60 toneladas de prata

Entretanto, 60 toneladas de barras de prata avaliadas em 36 milhões de dólares, recuperadas em 2017 de um naufrágio da Segunda Guerra Mundial situado a 2 km de profundidade perto das Seicheles, no Oceano Índico, foram entregues à empresa de salvamento do caçador de tesouros britânico Ross Hyett.

Um tribunal sul-africano decidiu que a Argentum Exploration, propriedade do antigo diretor executivo do British Racing Drivers’ Club, pode ficar com as 2,364 barras de prata trazidas dos destroços há cinco anos. A prata foi originalmente depositada no Receiver of Wreck do Reino Unido.

O navio prateado Tilawa (Fundação Tilawa)
O navio prateado Tilawa (Fundação Tilawa)

Em 23 de novembro de 1942, o navio de passageiros/carga da British India Steam Navigation Company Tilawa transportava cidadãos indianos e uma carga de prata do que hoje é Mumbai para Durban.
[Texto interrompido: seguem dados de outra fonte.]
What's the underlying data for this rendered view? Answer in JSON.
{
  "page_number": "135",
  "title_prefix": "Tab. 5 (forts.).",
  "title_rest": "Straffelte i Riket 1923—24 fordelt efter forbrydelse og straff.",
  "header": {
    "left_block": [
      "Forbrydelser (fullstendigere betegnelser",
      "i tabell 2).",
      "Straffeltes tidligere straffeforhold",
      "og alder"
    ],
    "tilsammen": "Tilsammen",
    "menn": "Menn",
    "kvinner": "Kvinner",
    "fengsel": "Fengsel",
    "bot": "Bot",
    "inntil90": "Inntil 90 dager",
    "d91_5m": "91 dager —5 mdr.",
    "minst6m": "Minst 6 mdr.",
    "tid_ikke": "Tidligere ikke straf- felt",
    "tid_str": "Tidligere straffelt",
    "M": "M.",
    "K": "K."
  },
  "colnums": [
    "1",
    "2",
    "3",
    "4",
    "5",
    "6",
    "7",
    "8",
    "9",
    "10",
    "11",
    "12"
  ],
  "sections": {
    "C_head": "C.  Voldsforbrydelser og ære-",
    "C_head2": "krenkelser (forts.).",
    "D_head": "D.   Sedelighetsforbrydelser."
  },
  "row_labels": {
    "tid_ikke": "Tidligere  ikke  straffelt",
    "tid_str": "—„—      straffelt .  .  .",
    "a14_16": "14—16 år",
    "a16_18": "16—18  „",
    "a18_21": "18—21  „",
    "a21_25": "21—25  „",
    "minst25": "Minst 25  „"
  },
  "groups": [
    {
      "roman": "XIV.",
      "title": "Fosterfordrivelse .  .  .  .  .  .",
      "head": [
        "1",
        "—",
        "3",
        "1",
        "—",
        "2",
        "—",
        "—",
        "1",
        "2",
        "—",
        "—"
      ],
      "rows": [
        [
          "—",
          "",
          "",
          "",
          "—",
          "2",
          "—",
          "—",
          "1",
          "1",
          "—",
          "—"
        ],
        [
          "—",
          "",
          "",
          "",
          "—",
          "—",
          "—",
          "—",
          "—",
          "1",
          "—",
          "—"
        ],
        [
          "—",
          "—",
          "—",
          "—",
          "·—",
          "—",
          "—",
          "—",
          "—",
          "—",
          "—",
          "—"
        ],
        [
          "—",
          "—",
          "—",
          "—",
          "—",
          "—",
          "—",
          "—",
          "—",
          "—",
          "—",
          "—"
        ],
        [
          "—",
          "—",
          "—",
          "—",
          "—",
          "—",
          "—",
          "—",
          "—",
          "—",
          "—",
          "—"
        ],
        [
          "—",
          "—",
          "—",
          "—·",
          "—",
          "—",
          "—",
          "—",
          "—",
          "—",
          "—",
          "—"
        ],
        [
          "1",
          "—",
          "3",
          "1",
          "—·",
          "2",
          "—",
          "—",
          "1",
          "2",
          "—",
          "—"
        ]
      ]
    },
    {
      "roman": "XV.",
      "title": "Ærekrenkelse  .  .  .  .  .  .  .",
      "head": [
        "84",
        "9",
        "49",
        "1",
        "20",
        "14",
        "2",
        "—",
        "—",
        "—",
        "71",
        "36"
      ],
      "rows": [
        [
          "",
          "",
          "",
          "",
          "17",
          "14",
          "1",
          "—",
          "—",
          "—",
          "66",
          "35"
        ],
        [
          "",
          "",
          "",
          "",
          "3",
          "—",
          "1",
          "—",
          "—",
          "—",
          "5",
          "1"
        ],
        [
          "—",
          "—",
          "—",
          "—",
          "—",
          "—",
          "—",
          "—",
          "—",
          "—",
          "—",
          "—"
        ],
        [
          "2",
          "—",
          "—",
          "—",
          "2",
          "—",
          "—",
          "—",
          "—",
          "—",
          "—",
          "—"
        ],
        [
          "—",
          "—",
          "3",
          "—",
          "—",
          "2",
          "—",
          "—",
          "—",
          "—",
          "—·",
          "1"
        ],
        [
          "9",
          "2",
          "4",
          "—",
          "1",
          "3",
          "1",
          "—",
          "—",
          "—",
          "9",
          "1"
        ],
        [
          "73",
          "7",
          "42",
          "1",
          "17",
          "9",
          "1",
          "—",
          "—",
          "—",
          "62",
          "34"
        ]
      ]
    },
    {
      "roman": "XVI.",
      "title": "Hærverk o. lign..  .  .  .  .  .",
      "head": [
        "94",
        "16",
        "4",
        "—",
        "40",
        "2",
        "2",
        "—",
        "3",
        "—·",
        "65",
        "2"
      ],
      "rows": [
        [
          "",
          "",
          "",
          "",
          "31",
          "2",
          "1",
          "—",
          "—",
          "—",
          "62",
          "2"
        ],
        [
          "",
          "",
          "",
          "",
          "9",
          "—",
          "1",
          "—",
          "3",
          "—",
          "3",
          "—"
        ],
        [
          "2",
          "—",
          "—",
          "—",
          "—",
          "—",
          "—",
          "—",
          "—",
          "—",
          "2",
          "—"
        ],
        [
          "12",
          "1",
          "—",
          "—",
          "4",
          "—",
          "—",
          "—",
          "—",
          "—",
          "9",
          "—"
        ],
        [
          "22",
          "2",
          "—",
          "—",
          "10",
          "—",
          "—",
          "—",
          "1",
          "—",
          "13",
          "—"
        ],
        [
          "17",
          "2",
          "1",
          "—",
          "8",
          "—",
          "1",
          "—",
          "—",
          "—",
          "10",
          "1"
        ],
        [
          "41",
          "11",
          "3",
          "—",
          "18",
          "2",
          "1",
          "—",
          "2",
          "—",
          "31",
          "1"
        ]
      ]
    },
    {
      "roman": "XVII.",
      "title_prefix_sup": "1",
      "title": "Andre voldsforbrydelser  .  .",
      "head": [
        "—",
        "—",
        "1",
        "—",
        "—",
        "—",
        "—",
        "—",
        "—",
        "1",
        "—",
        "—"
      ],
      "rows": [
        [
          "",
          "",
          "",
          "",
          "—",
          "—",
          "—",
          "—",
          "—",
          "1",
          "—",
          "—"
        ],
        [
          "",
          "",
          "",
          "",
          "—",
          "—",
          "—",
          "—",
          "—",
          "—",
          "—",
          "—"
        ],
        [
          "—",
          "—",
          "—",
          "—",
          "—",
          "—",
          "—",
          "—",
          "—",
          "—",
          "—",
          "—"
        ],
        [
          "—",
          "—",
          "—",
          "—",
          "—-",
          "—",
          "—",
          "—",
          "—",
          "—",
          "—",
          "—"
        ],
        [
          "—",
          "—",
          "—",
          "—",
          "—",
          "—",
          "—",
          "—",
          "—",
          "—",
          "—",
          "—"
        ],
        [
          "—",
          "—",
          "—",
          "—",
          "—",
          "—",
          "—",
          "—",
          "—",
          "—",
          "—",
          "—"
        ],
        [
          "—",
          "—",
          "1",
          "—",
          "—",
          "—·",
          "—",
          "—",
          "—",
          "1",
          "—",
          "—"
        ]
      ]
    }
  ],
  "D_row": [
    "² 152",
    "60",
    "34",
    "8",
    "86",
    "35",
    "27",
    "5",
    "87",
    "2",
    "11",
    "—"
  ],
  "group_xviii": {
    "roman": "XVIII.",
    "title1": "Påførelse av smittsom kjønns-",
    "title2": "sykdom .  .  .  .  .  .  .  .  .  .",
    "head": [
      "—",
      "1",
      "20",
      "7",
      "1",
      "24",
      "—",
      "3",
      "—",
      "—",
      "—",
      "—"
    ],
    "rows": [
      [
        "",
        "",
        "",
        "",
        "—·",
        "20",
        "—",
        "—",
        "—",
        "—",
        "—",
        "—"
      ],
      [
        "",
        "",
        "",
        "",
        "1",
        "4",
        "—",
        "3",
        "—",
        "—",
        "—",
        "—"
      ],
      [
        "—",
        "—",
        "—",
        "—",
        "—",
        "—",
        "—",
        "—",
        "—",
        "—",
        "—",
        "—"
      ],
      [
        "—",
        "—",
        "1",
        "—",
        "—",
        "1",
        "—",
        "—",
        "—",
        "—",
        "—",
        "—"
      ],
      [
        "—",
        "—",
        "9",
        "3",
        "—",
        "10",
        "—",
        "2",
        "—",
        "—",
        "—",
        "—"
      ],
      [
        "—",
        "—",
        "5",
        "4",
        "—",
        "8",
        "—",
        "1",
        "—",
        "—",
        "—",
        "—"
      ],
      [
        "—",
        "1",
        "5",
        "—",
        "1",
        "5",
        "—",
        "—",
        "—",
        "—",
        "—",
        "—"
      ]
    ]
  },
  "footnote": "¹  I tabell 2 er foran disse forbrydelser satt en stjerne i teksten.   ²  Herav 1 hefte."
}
O ouro seria usado pelo governo sul-africano para cunhar moedas. 

Entre dois ataques de torpedo do submarino japonês I-29 muitos dos 732 passageiros e 222 tripulantes conseguiram evacuar o navio, mas 280 morreram no naufrágio. HMS Birmingham resgatou a maioria dos sobreviventes no dia seguinte.

A Tilawa foi localizado e identificado em 2014, após uma busca de 18 meses pela Advanced Maritime Services, que foi contratada pela Argentum para recuperar a prata. A África do Sul argumentou que o ouro era propriedade do Estado, mas a equipa jurídica de Hyett teve sucesso com a sua alegação de que o navio agia como um navio mercante e não estava numa missão governamental.

Um tribunal de recurso sul-africano concordou que, como carga, as barras eram legalmente utilizadas para fins comerciais, mas disse que se o navio fosse propriedade sul-africana, a decisão provavelmente teria favorecido o governo.